How can I filter on the number of rows in the value column of a group-by in Nushell?

599 Views Asked by At

I want to do the equivalent of a HAVING clause in SQL. The real life description is I'm trying to find Elasticsearch aliases that point to two (or more) indexes and their index names. The data looks like this.

I first do a group by, then I pivot them to get rows, where the first column is the group key and the second column is a table with n rows. The command to get this table is open file.txt | lines | split-column " " --collapse-empty Alias Index | group by Alias | pivot

 ──┬───────────────┬────────────────
 # │ Column0       │ Column1
───┼───────────────┼────────────────
 0 │ abcd_20200430 │ [table 1 rows]
 1 │ abcd_20200501 │ [table 3 rows]
 2 │ abcd_20200502 │ [table 2 rows]
 3 │ abcd_20200503 │ [table 1 rows]
 4 │ abcd_20200504 │ [table 1 rows]

I want to filter this table by the rows where Column1 has more than 1 row.
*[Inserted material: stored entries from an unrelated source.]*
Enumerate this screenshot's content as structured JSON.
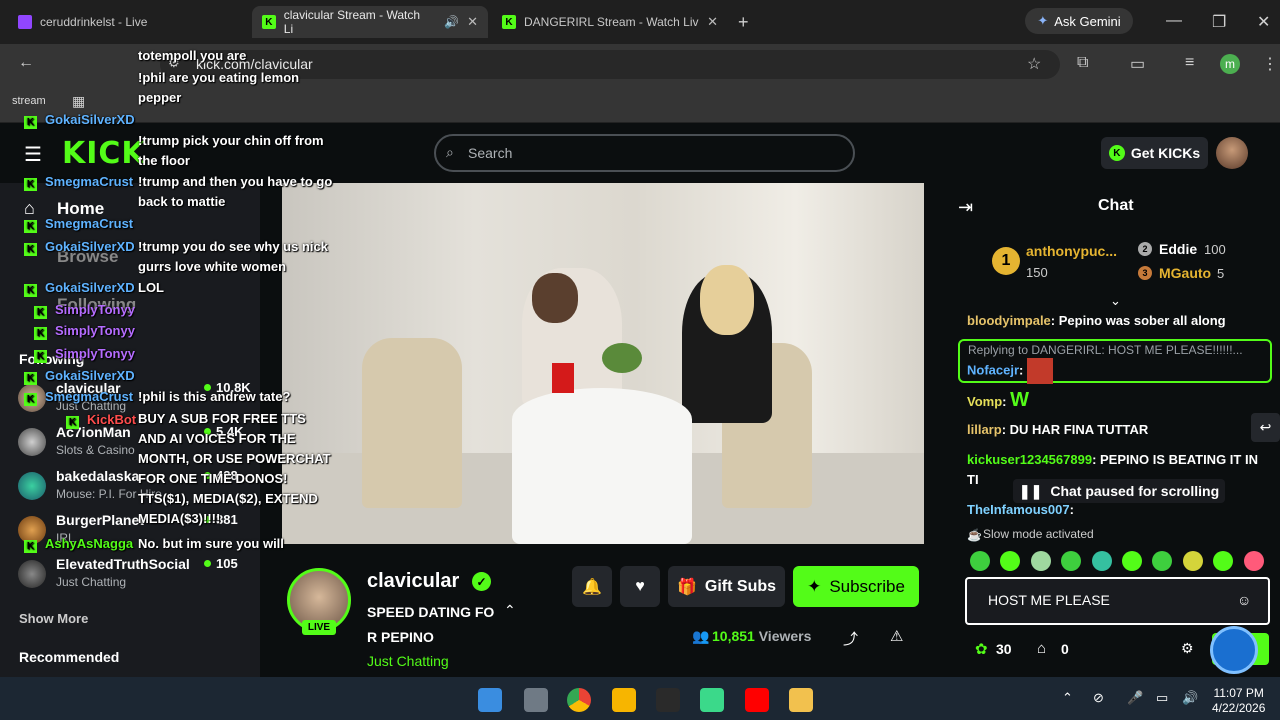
{
  "browser": {
    "tabs": [
      {
        "label": "ceruddrinkelst - Live"
      },
      {
        "label": "clavicular Stream - Watch Li"
      },
      {
        "label": "DANGERIRL Stream - Watch Liv"
      }
    ],
    "ask_gemini": "Ask Gemini",
    "url": "kick.com/clavicular",
    "profile_initial": "m",
    "bookmark_label": "stream"
  },
  "header": {
    "logo": "KICK",
    "search_placeholder": "Search",
    "get_kicks": "Get KICKs"
  },
  "sidebar": {
    "nav": {
      "home": "Home",
      "browse": "Browse",
      "following": "Following"
    },
    "following_heading": "Following",
    "channels": [
      {
        "name": "clavicular",
        "category": "Just Chatting",
        "viewers": "10.8K"
      },
      {
        "name": "Ac7ionMan",
        "category": "Slots & Casino",
        "viewers": "5.4K"
      },
      {
        "name": "bakedalaska",
        "category": "Mouse: P.I. For Hire",
        "viewers": "428"
      },
      {
        "name": "BurgerPlanet",
        "category": "IRL",
        "viewers": "381"
      },
      {
        "name": "ElevatedTruthSocial",
        "category": "Just Chatting",
        "viewers": "105"
      }
    ],
    "show_more": "Show More",
    "recommended": "Recommended"
  },
  "overlay_chat": [
    {
      "user": "",
      "msg": "totempoll you are"
    },
    {
      "user": "",
      "msg": "!phil are you eating lemon pepper"
    },
    {
      "user": "GokaiSilverXD",
      "msg": "!trump pick your chin off from the floor"
    },
    {
      "user": "SmegmaCrust",
      "msg": "!trump and then you have to go back to mattie"
    },
    {
      "user": "SmegmaCrust",
      "msg": ""
    },
    {
      "user": "GokaiSilverXD",
      "msg": "!trump you do see why us nick gurrs love white women"
    },
    {
      "user": "GokaiSilverXD",
      "msg": "LOL"
    },
    {
      "user": "SimplyTonyy",
      "msg": ""
    },
    {
      "user": "SimplyTonyy",
      "msg": ""
    },
    {
      "user": "SimplyTonyy",
      "msg": ""
    },
    {
      "user": "GokaiSilverXD",
      "msg": ""
    },
    {
      "user": "SmegmaCrust",
      "msg": "!phil is this andrew tate?"
    },
    {
      "user": "KickBot",
      "msg": "BUY A SUB FOR FREE TTS AND AI VOICES FOR THE MONTH, OR USE POWERCHAT FOR ONE TIME DONOS! TTS($1), MEDIA($2), EXTEND MEDIA($3)!!!!"
    },
    {
      "user": "AshyAsNagga",
      "msg": "No. but im sure you will"
    }
  ],
  "stream": {
    "name": "clavicular",
    "live": "LIVE",
    "title": "SPEED DATING FOR PEPINO",
    "category": "Just Chatting",
    "viewers": "10,851",
    "viewers_label": "Viewers",
    "gift_subs": "Gift Subs",
    "subscribe": "Subscribe"
  },
  "chat": {
    "title": "Chat",
    "leaderboard": [
      {
        "rank": "1",
        "name": "anthonypuc...",
        "value": "150"
      },
      {
        "rank": "2",
        "name": "Eddie",
        "value": "100"
      },
      {
        "rank": "3",
        "name": "MGauto",
        "value": "5"
      }
    ],
    "messages": [
      {
        "user": "bloodyimpale",
        "text": "Pepino was sober all along",
        "color": "#e6c36a"
      },
      {
        "user": "Nofacejr",
        "text": "",
        "color": "#5fb3ff",
        "reply": "Replying to DANGERIRL: HOST ME PLEASE!!!!!!..."
      },
      {
        "user": "Vomp",
        "text": "W",
        "color": "#e6e05a"
      },
      {
        "user": "lillarp",
        "text": "DU HAR FINA TUTTAR",
        "color": "#e6c36a"
      },
      {
        "user": "kickuser1234567899",
        "text": "PEPINO IS BEATING IT IN TI",
        "color": "#53fc18"
      },
      {
        "user": "TheInfamous007",
        "text": "",
        "color": "#7fd1ff"
      }
    ],
    "paused": "Chat paused for scrolling",
    "slow_mode": "Slow mode activated",
    "input_value": "HOST ME PLEASE",
    "points": "30",
    "store_count": "0"
  },
  "taskbar": {
    "time": "11:07 PM",
    "date": "4/22/2026"
  }
}
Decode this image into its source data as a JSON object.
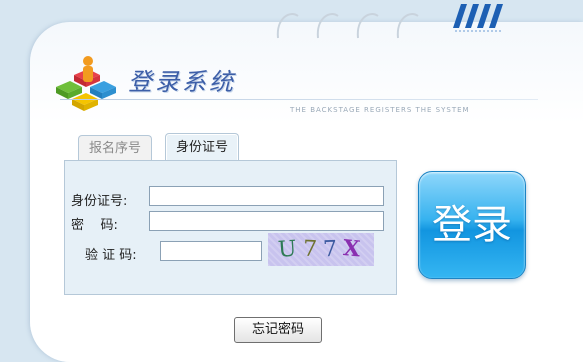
{
  "app": {
    "title": "登录系统",
    "subtitle": "THE BACKSTAGE REGISTERS THE SYSTEM"
  },
  "tabs": [
    {
      "label": "报名序号",
      "active": false
    },
    {
      "label": "身份证号",
      "active": true
    }
  ],
  "form": {
    "id_label": "身份证号:",
    "id_value": "",
    "password_label": "密    码:",
    "password_value": "",
    "captcha_label": "验 证 码:",
    "captcha_value": "",
    "captcha_chars": [
      "U",
      "7",
      "7",
      "X"
    ],
    "captcha_colors": [
      "#2e7a55",
      "#6e7230",
      "#3c5aa0",
      "#8a2fb0"
    ]
  },
  "buttons": {
    "login": "登录",
    "forgot": "忘记密码"
  },
  "colors": {
    "background": "#d7e6f1",
    "accent_blue": "#1295e0",
    "title_blue": "#3d5fa8"
  }
}
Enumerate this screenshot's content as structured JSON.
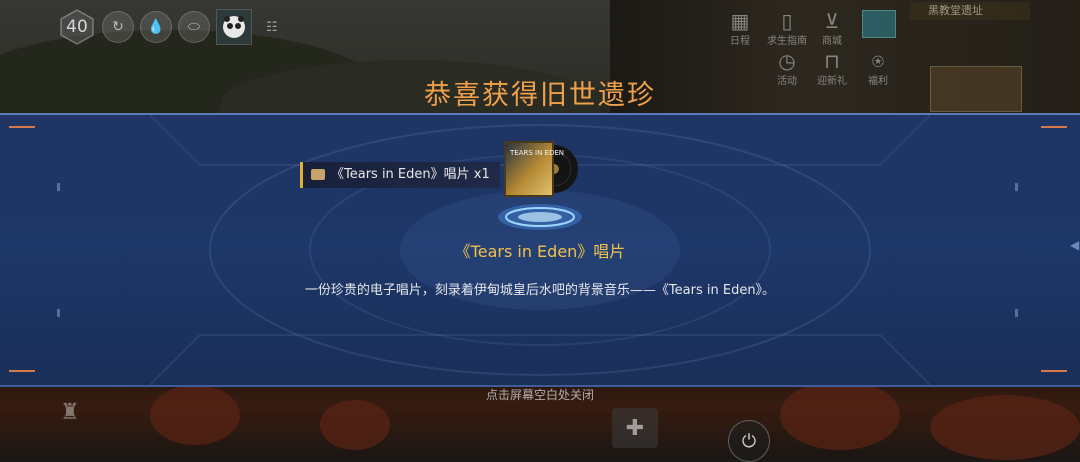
{
  "hud": {
    "level": "40",
    "map_address": "黑教堂遗址",
    "buttons": [
      {
        "label": "日程",
        "icon": "calendar-icon"
      },
      {
        "label": "求生指南",
        "icon": "book-icon"
      },
      {
        "label": "商城",
        "icon": "cart-icon"
      },
      {
        "label": "活动",
        "icon": "clock-icon"
      },
      {
        "label": "迎新礼",
        "icon": "gift-bag-icon"
      },
      {
        "label": "福利",
        "icon": "welfare-icon"
      }
    ]
  },
  "modal": {
    "title": "恭喜获得旧世遗珍",
    "reward_chip": "《Tears in Eden》唱片 x1",
    "item_name": "《Tears in Eden》唱片",
    "item_description": "一份珍贵的电子唱片，刻录着伊甸城皇后水吧的背景音乐——《Tears in Eden》。",
    "record_cover_text": "TEARS IN EDEN",
    "close_hint": "点击屏幕空白处关闭"
  },
  "colors": {
    "title": "#f0a04a",
    "item_name": "#f0c24a",
    "banner": "#1d3768",
    "chip_accent": "#e0b12b"
  }
}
How would I do that?

| where Column1.count > 1 doesn't work

2

There are 2 best solutions below

0
Andrés N. Robalino On BEST ANSWER

You could try adding another column with their sizes as a workaround. Something like this:

open file.txt | lines | split-column " " --collapse-empty Alias Index | group by Alias | pivot | default size 0 | update size { get Column1 | count }
0
Reilly Wood On

In recent versions of Nushell you should be able to use where and length like so:

where ($it.Column1 | length) > 1